■ Vom Nachttisch geräumt: Höflichkeit
Der knappe Briefwechsel Thomas Mann-Benedetto Croce ist auf deutsch an entlegener Stelle schon herausgebracht worden. Ein kleiner Verlag in Neapel hat die Korrespondenz, ergänzt durch die wichtigsten Arbeiten Croces über Thomas Mann, in einem kleinen Bändchen auf italienisch herausgebracht. Die Briefe Thomas Manns sind auch auf deutsch abgedruckt. 1930 schickte der italienische Philosoph seinen Aufsatz Antihistoricismo an Thomas Mann, der sich freundlich dafür bedankte, hervorhob, was ihm daran besonders gefiel — „Die Zeitkritik, die Sie darin üben ... ist heute notwendig wohl für alle Völker Europas, vielleicht am meisten aber für uns Deutsche, die wir nur allzu sehr ein Volk des voraussetzungslosen Immer-Neu-Beginnens und der Geschichtsvergeßlichkeit sind“ — und als Croce etwas später ihn bat, seine Introduzione ad una storia d'Europa nel secolo decimonono dem deutschen Autor widmen zu dürfen, da gewährte ihm dieser das freudig, und als das Buch dann vorlag, da schrieb er dem gelehrten Neapolitaner: „Ich lese viel und aufmerksam in dem Buch, und obgleich die Sprache bewirkt, daß ich Ihr Werk wie durch einen Schleier sehe, so wird das geistige Licht, das daraus scheint, durch diesen Schleier doch kaum gedämpft. Ich bewundere Ihr ungeheures Wissen, Ihre lebendige Darstellungskunst...“ Schön gesetzte Worte. Aber gelogen. Thomas Mann konnte weder Croces Postkarten, geschweige denn seine Briefe lesen. Dazu reichte sein Italienisch nicht aus. Er schickte alles an den Romanisten Karl Vossler, der es ihm übersetzte, so daß der Meister freundlich und höflich antworten konnte.

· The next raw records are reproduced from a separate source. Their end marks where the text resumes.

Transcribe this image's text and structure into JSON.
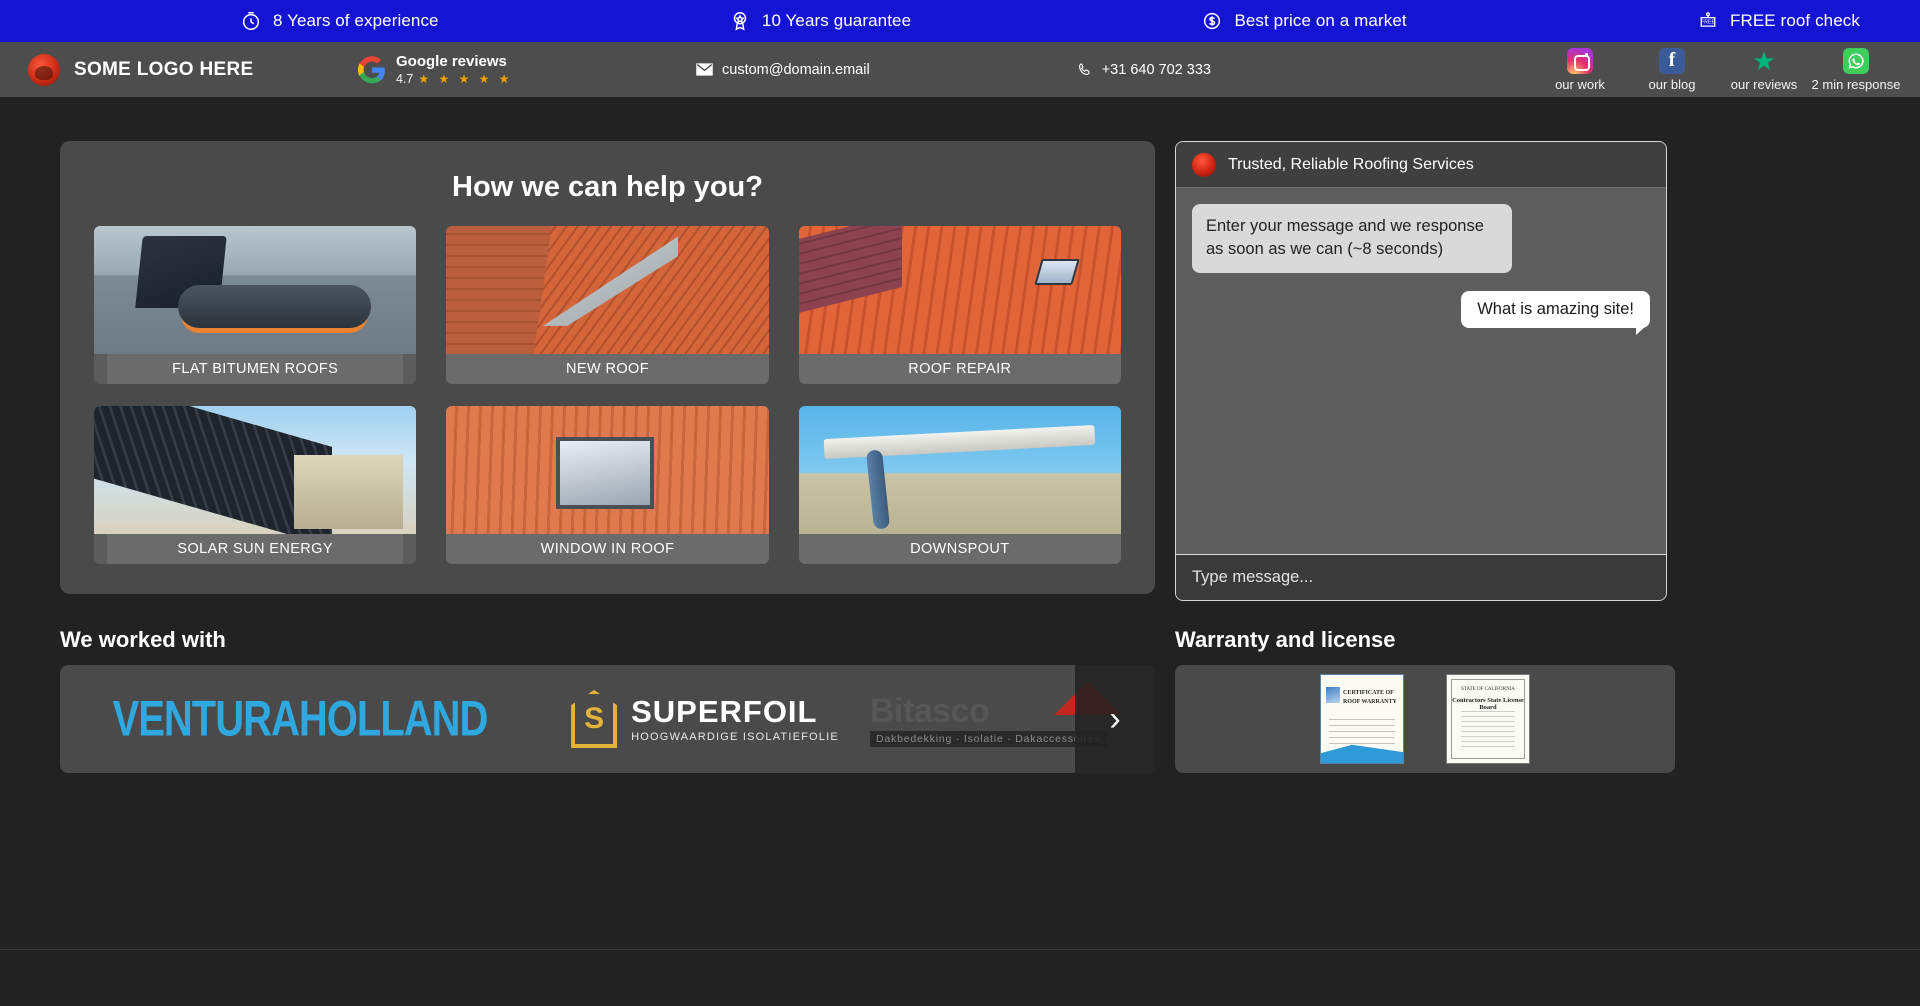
{
  "promo_bar": {
    "background": "#1414d2",
    "items": [
      {
        "icon": "clock-icon",
        "label": "8 Years of experience"
      },
      {
        "icon": "guarantee-badge-icon",
        "label": "10 Years guarantee"
      },
      {
        "icon": "dollar-coin-icon",
        "label": "Best price on a market"
      },
      {
        "icon": "free-tag-icon",
        "label": "FREE roof check"
      }
    ]
  },
  "header": {
    "brand": {
      "logo": "company-logo-icon",
      "name": "SOME LOGO HERE"
    },
    "google": {
      "icon": "google-g-icon",
      "title": "Google reviews",
      "score": "4.7",
      "stars": "★ ★ ★ ★ ★",
      "star_color": "#f0a202"
    },
    "email": {
      "icon": "mail-icon",
      "value": "custom@domain.email"
    },
    "phone": {
      "icon": "phone-icon",
      "value": "+31 640 702 333"
    },
    "socials": [
      {
        "icon": "instagram-icon",
        "label": "our work"
      },
      {
        "icon": "facebook-icon",
        "label": "our blog"
      },
      {
        "icon": "trustpilot-star-icon",
        "label": "our reviews"
      },
      {
        "icon": "whatsapp-icon",
        "label": "2 min response"
      }
    ]
  },
  "services": {
    "title": "How we can help you?",
    "tiles": [
      {
        "label": "FLAT BITUMEN ROOFS",
        "art": "bitumen"
      },
      {
        "label": "NEW ROOF",
        "art": "brickwall"
      },
      {
        "label": "ROOF REPAIR",
        "art": "tilesroof"
      },
      {
        "label": "SOLAR SUN ENERGY",
        "art": "solar"
      },
      {
        "label": "WINDOW IN ROOF",
        "art": "skylight"
      },
      {
        "label": "DOWNSPOUT",
        "art": "gutter"
      }
    ]
  },
  "chat": {
    "title": "Trusted, Reliable Roofing Services",
    "avatar": "company-logo-icon",
    "messages": [
      {
        "from": "bot",
        "text": "Enter your message and we response as soon as we can (~8 seconds)"
      },
      {
        "from": "user",
        "text": "What is amazing site!"
      }
    ],
    "input_placeholder": "Type message...",
    "input_value": ""
  },
  "partners": {
    "heading": "We worked with",
    "logos": [
      {
        "name": "venturaholland-logo",
        "text": "VENTURAHOLLAND",
        "color": "#2fa8e0"
      },
      {
        "name": "superfoil-logo",
        "text": "SUPERFOIL",
        "tagline": "HOOGWAARDIGE ISOLATIEFOLIE"
      },
      {
        "name": "bitasco-logo",
        "text": "Bitasco",
        "tagline": "Dakbedekking · Isolatie · Dakaccessoires"
      }
    ],
    "next_label": "›"
  },
  "warranty": {
    "heading": "Warranty and license",
    "documents": [
      {
        "name": "roof-warranty-certificate",
        "title": "CERTIFICATE OF ROOF WARRANTY"
      },
      {
        "name": "contractors-state-license-board",
        "head": "STATE OF CALIFORNIA",
        "title": "Contractors State License Board"
      }
    ]
  }
}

Croce-Mann, Lettere 1930-1936, con una scelta di scritti crociani su Mann e sulla Germania. Prefazione di Ernesto Paolozzi, nota introduttiva di Emanuele Cutinelli Rèndina, traduzione e note di Rosario Diana, Flavio Pagano Editore, Piazza San Domenico Maggiore, 9, Monumentale Palazzo San Severo, I-80134 Neapel, 79Seiten.